|
Próximo Texto | Índice
Editoriais
editoriais@uol.com.br
Igualdade distante
Embora tenham refluído as atitudes explícitas de preconceito racial no país, injustiça e discriminação persistem na prática
DIMINUI o preconceito
racial na sociedade
brasileira. Tomada
isoladamente, a frase
tende a despertar algum ceticismo. Já foi dito que "o Brasil não é
para iniciantes", e a complexidade do fenômeno desautoriza, por
certo, conclusões triunfalistas.
Diversos dados da pesquisa
Datafolha, publicada em caderno
especial nesta edição, oferecem
todavia motivos para comemoração. É assim que em 1995, data
do levantamento anterior, 43%
dos entrevistados diziam nunca
ter tido namorado ou cônjuge de
cor diferente da sua.
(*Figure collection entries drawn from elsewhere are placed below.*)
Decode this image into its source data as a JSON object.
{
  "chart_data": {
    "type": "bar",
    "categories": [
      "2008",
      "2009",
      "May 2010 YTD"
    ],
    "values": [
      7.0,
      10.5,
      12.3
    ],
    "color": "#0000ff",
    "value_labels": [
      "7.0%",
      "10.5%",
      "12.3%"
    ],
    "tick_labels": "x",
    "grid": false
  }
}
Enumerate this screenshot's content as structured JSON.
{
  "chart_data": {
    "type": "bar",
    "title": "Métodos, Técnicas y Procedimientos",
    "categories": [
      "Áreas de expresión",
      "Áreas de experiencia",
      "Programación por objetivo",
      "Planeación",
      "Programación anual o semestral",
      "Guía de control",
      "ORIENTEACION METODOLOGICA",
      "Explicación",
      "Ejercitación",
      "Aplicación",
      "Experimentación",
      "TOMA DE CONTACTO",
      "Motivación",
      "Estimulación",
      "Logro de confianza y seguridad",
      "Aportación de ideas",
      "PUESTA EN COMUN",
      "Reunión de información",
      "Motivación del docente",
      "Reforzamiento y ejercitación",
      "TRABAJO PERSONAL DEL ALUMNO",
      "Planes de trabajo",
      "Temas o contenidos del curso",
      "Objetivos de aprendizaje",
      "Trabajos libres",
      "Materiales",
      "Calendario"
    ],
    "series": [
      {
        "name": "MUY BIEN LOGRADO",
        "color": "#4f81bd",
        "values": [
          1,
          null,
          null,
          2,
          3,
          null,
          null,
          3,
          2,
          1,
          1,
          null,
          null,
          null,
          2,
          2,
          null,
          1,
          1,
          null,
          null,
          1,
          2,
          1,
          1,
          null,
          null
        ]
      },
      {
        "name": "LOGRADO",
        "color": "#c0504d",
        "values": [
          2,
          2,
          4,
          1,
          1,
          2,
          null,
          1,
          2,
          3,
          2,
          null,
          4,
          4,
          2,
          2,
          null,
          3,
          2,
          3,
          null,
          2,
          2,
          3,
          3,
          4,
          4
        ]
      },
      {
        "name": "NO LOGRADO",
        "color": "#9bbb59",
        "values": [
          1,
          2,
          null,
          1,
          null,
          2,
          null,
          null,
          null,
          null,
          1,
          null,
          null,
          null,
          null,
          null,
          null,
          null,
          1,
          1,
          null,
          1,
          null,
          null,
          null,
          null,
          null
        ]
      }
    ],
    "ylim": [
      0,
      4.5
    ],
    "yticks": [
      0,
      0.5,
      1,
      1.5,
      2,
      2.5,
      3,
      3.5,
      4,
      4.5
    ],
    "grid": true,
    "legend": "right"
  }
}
A proporção
caiu para 34%.
Também diminuiu o número
dos que concordam com frases
de teor abertamente racista.
Eram 43% os que aceitavam, em
1995, a idéia de que "as únicas
coisas que negros sabem fazer
bem são música e esporte". Hoje,
são 20%. Não é pouco; mas vale
registrar que opiniões desse gênero se concentram nas faixas de
menor escolaridade e de idade
mais avançada.
Seria de todo modo exagero
concluir desse dado que o preconceito racial está com os dias
contados no Brasil. Embora contribuam para diminuí-lo, as
preocupações "politicamente
corretas" não impedem que o racismo adquira novas sutilezas de
formulação.
Com efeito, a presença do preconceito é inequívoca em nossa
sociedade, como apontam vários
depoimentos transcritos no caderno. Do olhar desconfiado
com que um negro é recebido
numa loja à discriminação violenta que pode vitimá-lo em situações de abordagem policial, a
prática do racismo se dá em nossa sociedade conforme um gradiente variado de intensidades e
circunstâncias, que independe
de formalização ideológica consciente para se manifestar.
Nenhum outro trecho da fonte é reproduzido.